His bond being only $15,000 is definitely a good sign, since it means that the police are actually (seemingly) keeping their word, since normally bail on a felony 2 would be around $25,000 at least.
Being on probation for the joint is really not a worry, he won't receive any additional time for that, since the the felony 2 is a much bigger deal. Technically, he could get 3 to 10 years for 2nd degree burglary, but due to his lack of criminal history, his age, and the police actually rewarding him for his honesty, I would think he'd get 3 at most, which could be 1 1/2.
Unless you think he has a chance at innocence too, it does make sense to keep him locked up to reflect on his misdeeds, and just because if he's going to have to go to jail anyway, he's getting credits against that time, so it's less time he'd have to spend in the future.
Hopefully though with his situation, the D.A. or judge could use his/her discretion to give him 4 years of probation as an alternative to jail.
Under Illinois law, Burglary is considered a Class 2 crime which is punishable from 3 to 7 years in jail.

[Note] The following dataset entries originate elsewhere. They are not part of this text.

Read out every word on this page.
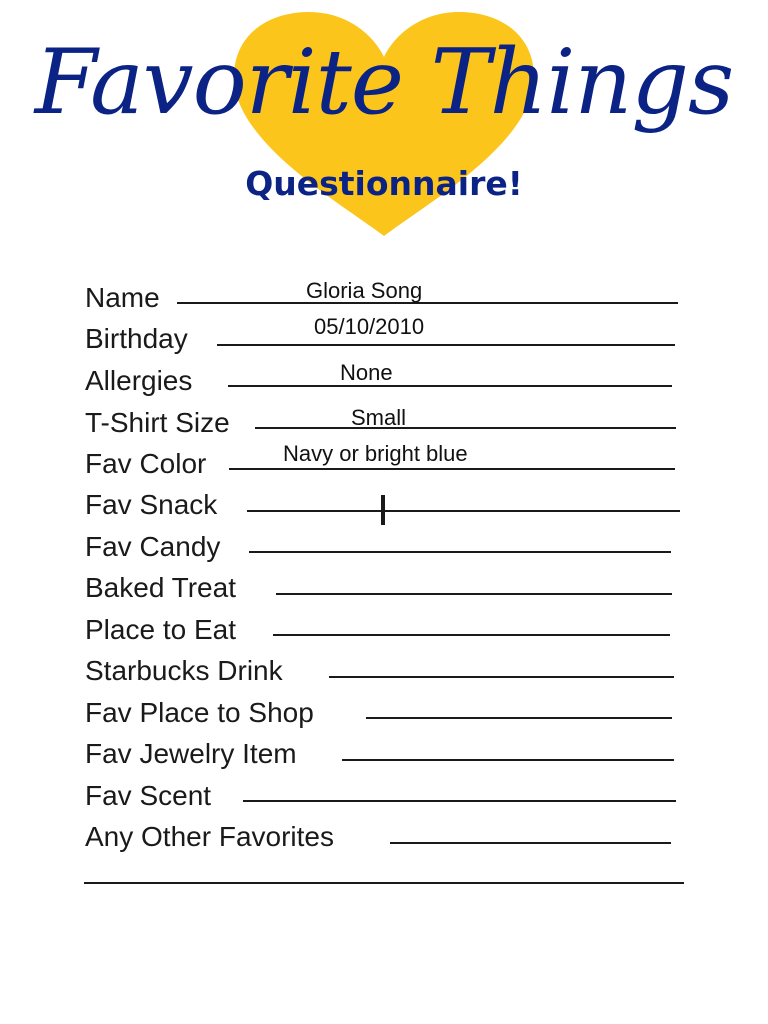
Favorite Things
Questionnaire!
Name	Gloria Song
Birthday	05/10/2010
Allergies	None
T-Shirt Size	Small
Fav Color	Navy or bright blue
Fav Snack
Fav Candy
Baked Treat
Place to Eat
Starbucks Drink
Fav Place to Shop
Fav Jewelry Item
Fav Scent
Any Other Favorites
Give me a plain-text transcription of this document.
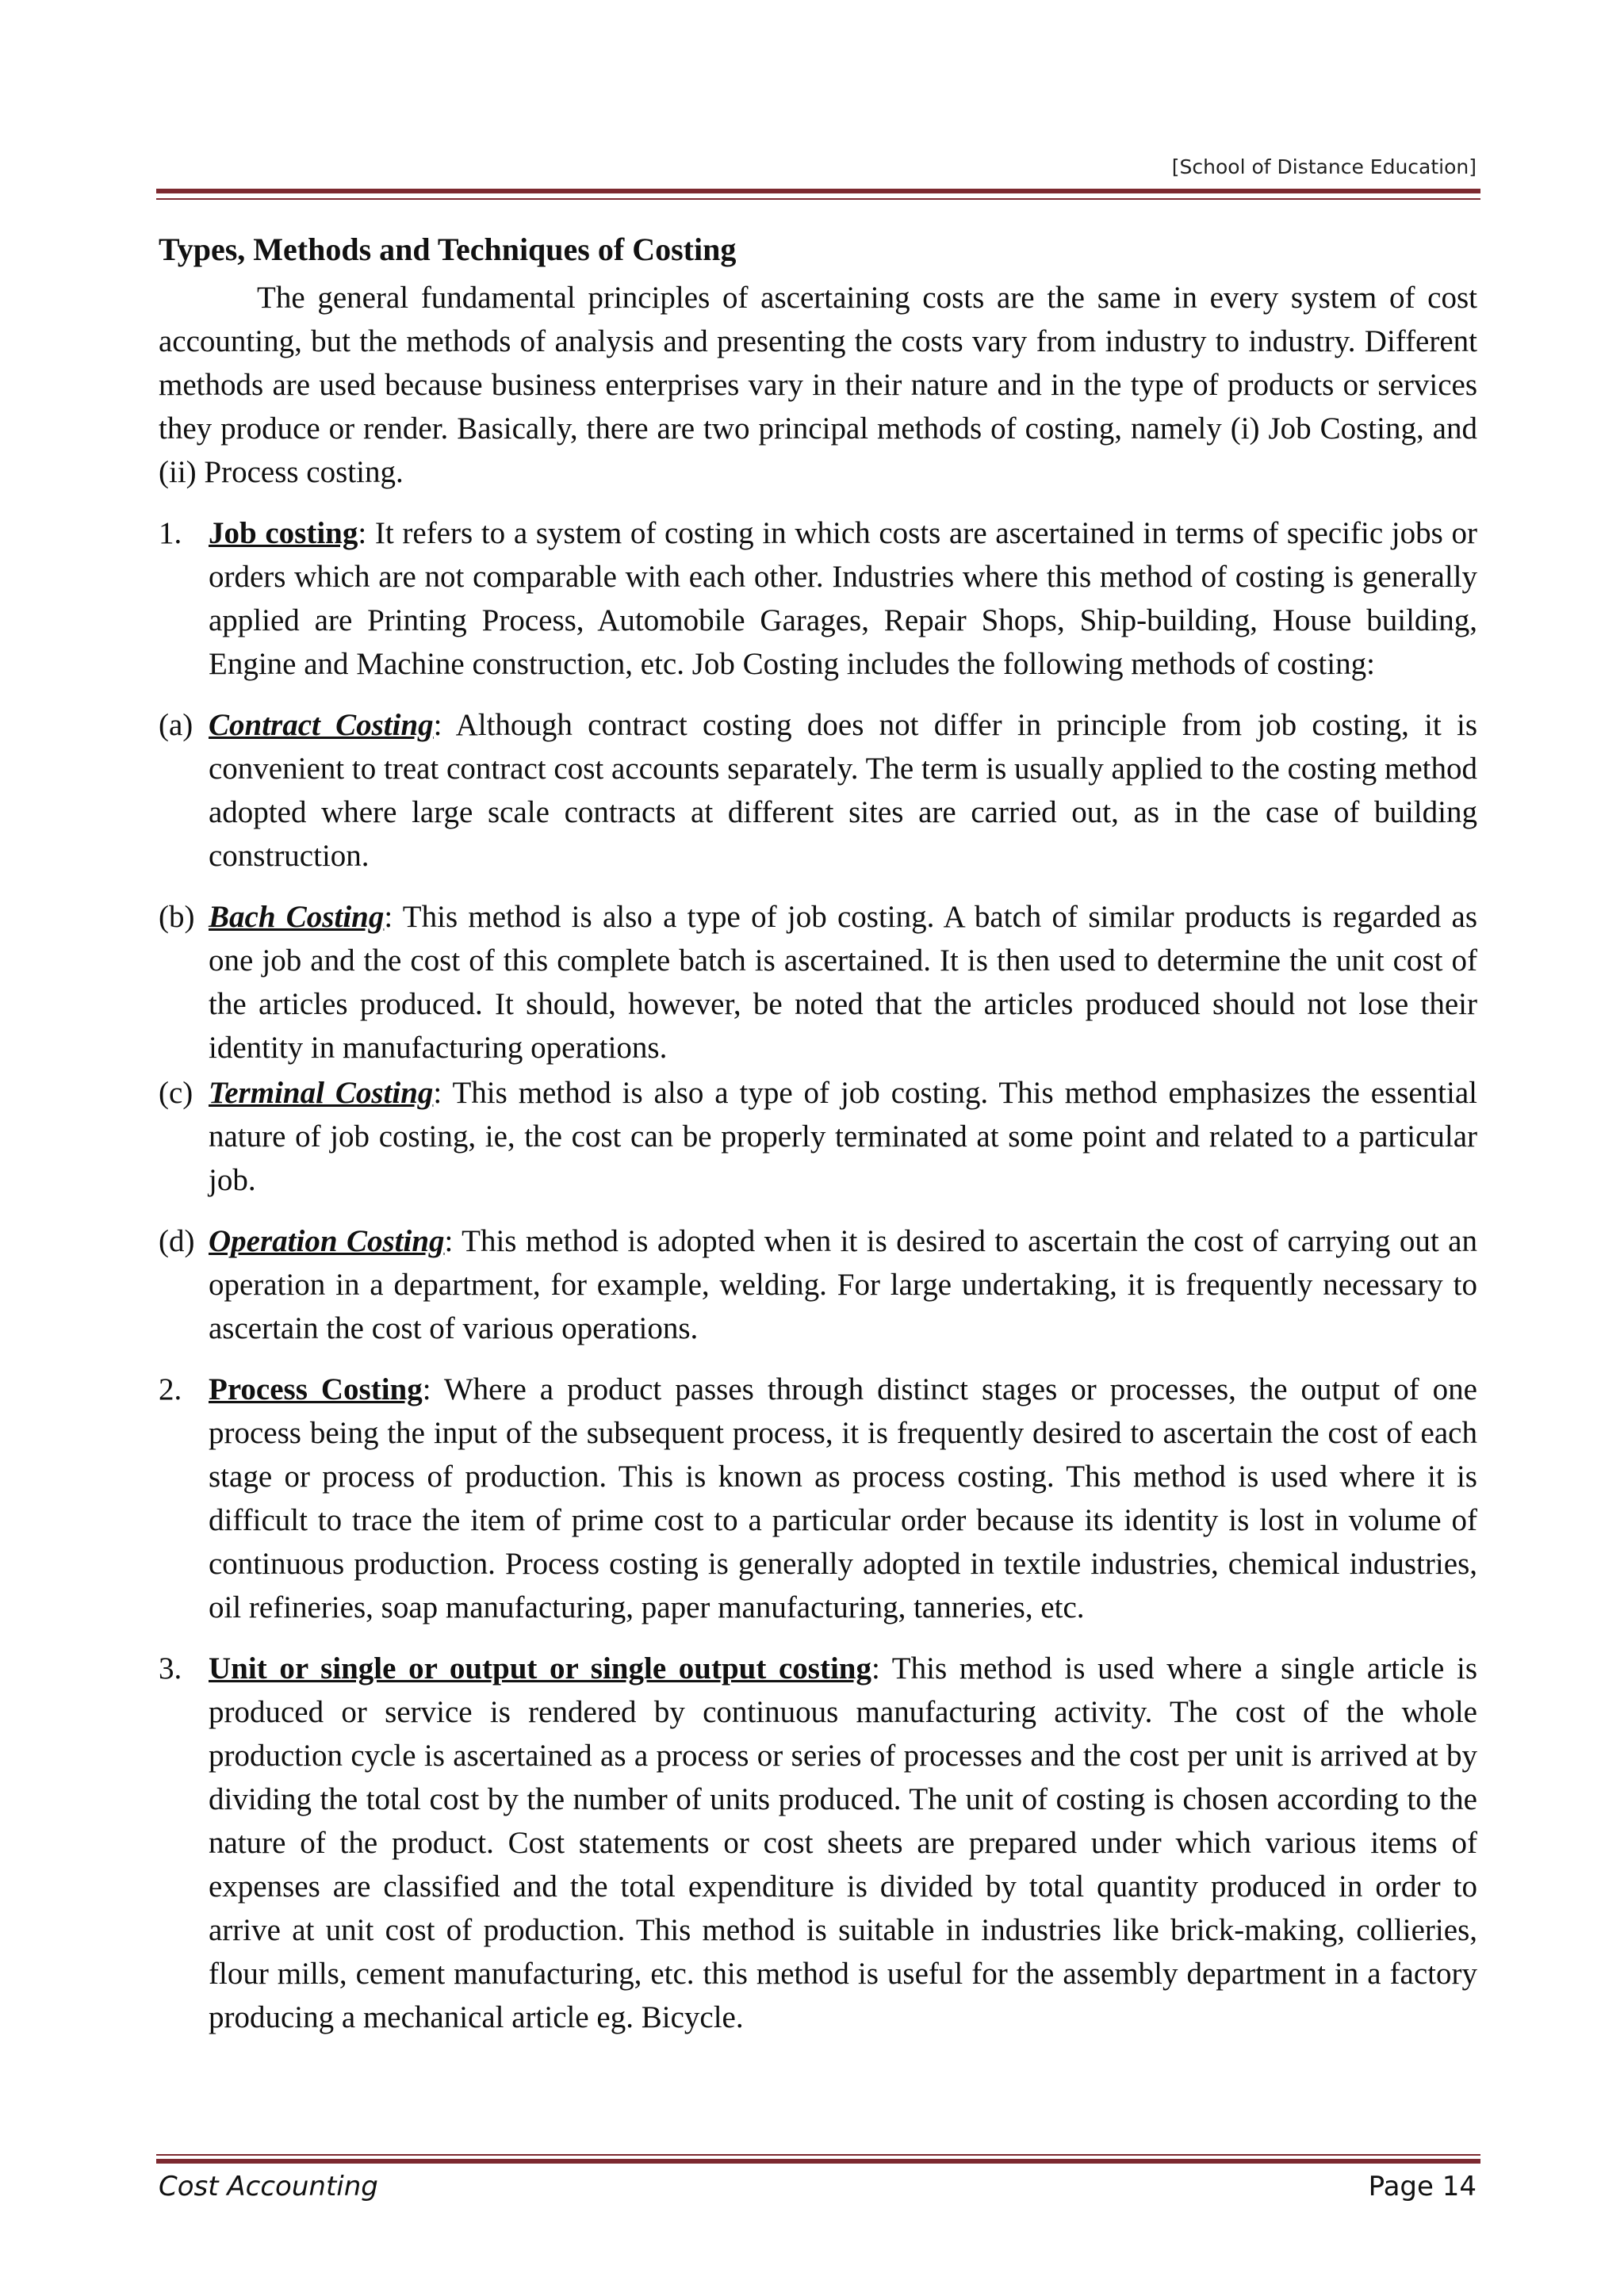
[School of Distance Education]
Types, Methods and Techniques of Costing

The general fundamental principles of ascertaining costs are the same in every system of cost accounting, but the methods of analysis and presenting the costs vary from industry to industry. Different methods are used because business enterprises vary in their nature and in the type of products or services they produce or render. Basically, there are two principal methods of costing, namely (i) Job Costing, and (ii) Process costing.

1. Job costing: It refers to a system of costing in which costs are ascertained in terms of specific jobs or orders which are not comparable with each other. Industries where this method of costing is generally applied are Printing Process, Automobile Garages, Repair Shops, Ship-building, House building, Engine and Machine construction, etc. Job Costing includes the following methods of costing:
(a) Contract Costing: Although contract costing does not differ in principle from job costing, it is convenient to treat contract cost accounts separately. The term is usually applied to the costing method adopted where large scale contracts at different sites are carried out, as in the case of building construction.
(b) Bach Costing: This method is also a type of job costing. A batch of similar products is regarded as one job and the cost of this complete batch is ascertained. It is then used to determine the unit cost of the articles produced. It should, however, be noted that the articles produced should not lose their identity in manufacturing operations.
(c) Terminal Costing: This method is also a type of job costing. This method emphasizes the essential nature of job costing, ie, the cost can be properly terminated at some point and related to a particular job.
(d) Operation Costing: This method is adopted when it is desired to ascertain the cost of carrying out an operation in a department, for example, welding. For large undertaking, it is frequently necessary to ascertain the cost of various operations.
2. Process Costing: Where a product passes through distinct stages or processes, the output of one process being the input of the subsequent process, it is frequently desired to ascertain the cost of each stage or process of production. This is known as process costing. This method is used where it is difficult to trace the item of prime cost to a particular order because its identity is lost in volume of continuous production. Process costing is generally adopted in textile industries, chemical industries, oil refineries, soap manufacturing, paper manufacturing, tanneries, etc.
3. Unit or single or output or single output costing: This method is used where a single article is produced or service is rendered by continuous manufacturing activity. The cost of the whole production cycle is ascertained as a process or series of processes and the cost per unit is arrived at by dividing the total cost by the number of units produced. The unit of costing is chosen according to the nature of the product. Cost statements or cost sheets are prepared under which various items of expenses are classified and the total expenditure is divided by total quantity produced in order to arrive at unit cost of production. This method is suitable in industries like brick-making, collieries, flour mills, cement manufacturing, etc. this method is useful for the assembly department in a factory producing a mechanical article eg. Bicycle.
Cost Accounting	Page 14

However, as an alternative to jail, up to 4 years of probation may be available if the defendant has not been convicted of a class 2 felony or greater within the previous 10 years.
Since your son hasn't been convicted of a felony ever (let alone the last ten years, he should hopefully be granted a light county sentence, maybe even credit for time served--and the probation, which should hopefully keep him on the straight and narrow from now on).